Caregiving: How to Start the Conversation

When Should I Start the Conversation?

Plan now for a gathering with an aging adult and his or her family or close friends–those likely to be responsible for administering care. No one wants to talk about when they can no longer drive or can no longer make sound decisions for themselves. But, the bottom line is that getting the conversation started is important, and that it’s never too soon to do so.

Determine a time to talk that isn’t related to when Mom or Dad gets sick. Many care managers suggest retirement age, when most adults are still healthy and the conversation can seem less threatening.

How Should the Conversation Take Place?

Meet in a neutral location and arrange plenty of time. It should be a place where the older person can be comfortable and heard, but still leaves everyone feeling on even ground and unhurried.

If possible, have the conversation with the whole family present. This allows everyone to discuss sensitive issues, such as who will have the financial and health care power of attorney. Don’t wait until the older person’s health is in jeopardy and everyone is arguing over it.

Have a list of what needs to be accomplished to keep you on track and make sure you don’t overlook any important issues.

Listening is Key

Be as specific as possible in your discussions. Allow the older adult to express things such as: “I want to live at home forever.” “I want to live at home until my money runs out.” “I want to live at home as long as the cost-benefit ratio is even.”

Ask about the older person’s expectations.

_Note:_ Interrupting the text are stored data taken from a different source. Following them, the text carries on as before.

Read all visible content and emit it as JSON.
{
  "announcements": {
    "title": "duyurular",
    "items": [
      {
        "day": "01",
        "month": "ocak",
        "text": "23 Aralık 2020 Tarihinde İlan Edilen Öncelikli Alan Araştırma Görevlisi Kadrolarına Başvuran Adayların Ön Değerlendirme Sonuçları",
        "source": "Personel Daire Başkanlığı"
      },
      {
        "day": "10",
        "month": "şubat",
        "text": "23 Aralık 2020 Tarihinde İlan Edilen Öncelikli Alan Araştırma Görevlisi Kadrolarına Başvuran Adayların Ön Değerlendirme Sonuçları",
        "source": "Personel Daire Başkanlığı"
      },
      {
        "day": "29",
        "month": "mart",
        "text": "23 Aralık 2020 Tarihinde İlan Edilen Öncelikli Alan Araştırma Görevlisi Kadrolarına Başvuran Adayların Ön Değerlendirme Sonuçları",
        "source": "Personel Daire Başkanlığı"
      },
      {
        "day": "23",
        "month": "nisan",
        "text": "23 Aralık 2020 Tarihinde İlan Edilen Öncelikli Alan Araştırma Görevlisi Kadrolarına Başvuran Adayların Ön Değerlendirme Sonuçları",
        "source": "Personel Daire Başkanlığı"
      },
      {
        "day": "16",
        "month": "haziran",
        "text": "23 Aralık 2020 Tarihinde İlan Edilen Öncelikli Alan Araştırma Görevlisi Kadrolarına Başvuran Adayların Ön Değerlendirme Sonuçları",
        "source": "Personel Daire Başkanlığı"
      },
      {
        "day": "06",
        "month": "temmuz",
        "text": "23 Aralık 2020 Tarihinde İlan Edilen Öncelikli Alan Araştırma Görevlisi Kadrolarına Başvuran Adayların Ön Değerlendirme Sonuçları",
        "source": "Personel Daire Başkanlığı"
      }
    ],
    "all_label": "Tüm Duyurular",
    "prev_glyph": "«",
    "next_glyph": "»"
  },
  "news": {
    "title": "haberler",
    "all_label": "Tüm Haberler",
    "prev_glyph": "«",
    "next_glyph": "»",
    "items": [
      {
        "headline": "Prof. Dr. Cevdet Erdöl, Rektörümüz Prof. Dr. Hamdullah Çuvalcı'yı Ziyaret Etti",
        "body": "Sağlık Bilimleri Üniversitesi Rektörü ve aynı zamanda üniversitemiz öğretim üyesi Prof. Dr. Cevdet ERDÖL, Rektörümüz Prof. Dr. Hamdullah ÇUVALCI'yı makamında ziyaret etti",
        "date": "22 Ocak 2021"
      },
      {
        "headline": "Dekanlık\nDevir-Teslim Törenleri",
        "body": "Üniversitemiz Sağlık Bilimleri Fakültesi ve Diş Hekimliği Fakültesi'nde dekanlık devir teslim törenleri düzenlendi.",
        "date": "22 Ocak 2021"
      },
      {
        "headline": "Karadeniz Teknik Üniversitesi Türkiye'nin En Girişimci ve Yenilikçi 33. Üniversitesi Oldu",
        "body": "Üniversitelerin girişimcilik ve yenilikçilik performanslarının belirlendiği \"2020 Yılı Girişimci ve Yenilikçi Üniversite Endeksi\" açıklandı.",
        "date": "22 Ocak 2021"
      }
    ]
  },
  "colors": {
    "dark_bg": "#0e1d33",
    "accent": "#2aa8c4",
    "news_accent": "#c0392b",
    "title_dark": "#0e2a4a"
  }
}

Does the person expect the caregiver to quit his or her job to provide care, or does he or she simply ask that the caregiver call or stop in occasionally? Most of the time adult children impose more expectations on themselves than even the parents have.

Start Reaching Out to Caregivers

Ask for commitments from caregivers. Decide who will drive to doctor’s appointments or help with shopping, cleaning and meals. For relatives who live farther away, create a schedule for telephone calls, e-mails and visits and discuss other ways they can help from a distance.

Put it in writing. Legal documents such as a living will and power of attorney are important official documents, but it may also help to have a personal, written agreement among aging adults and their family members.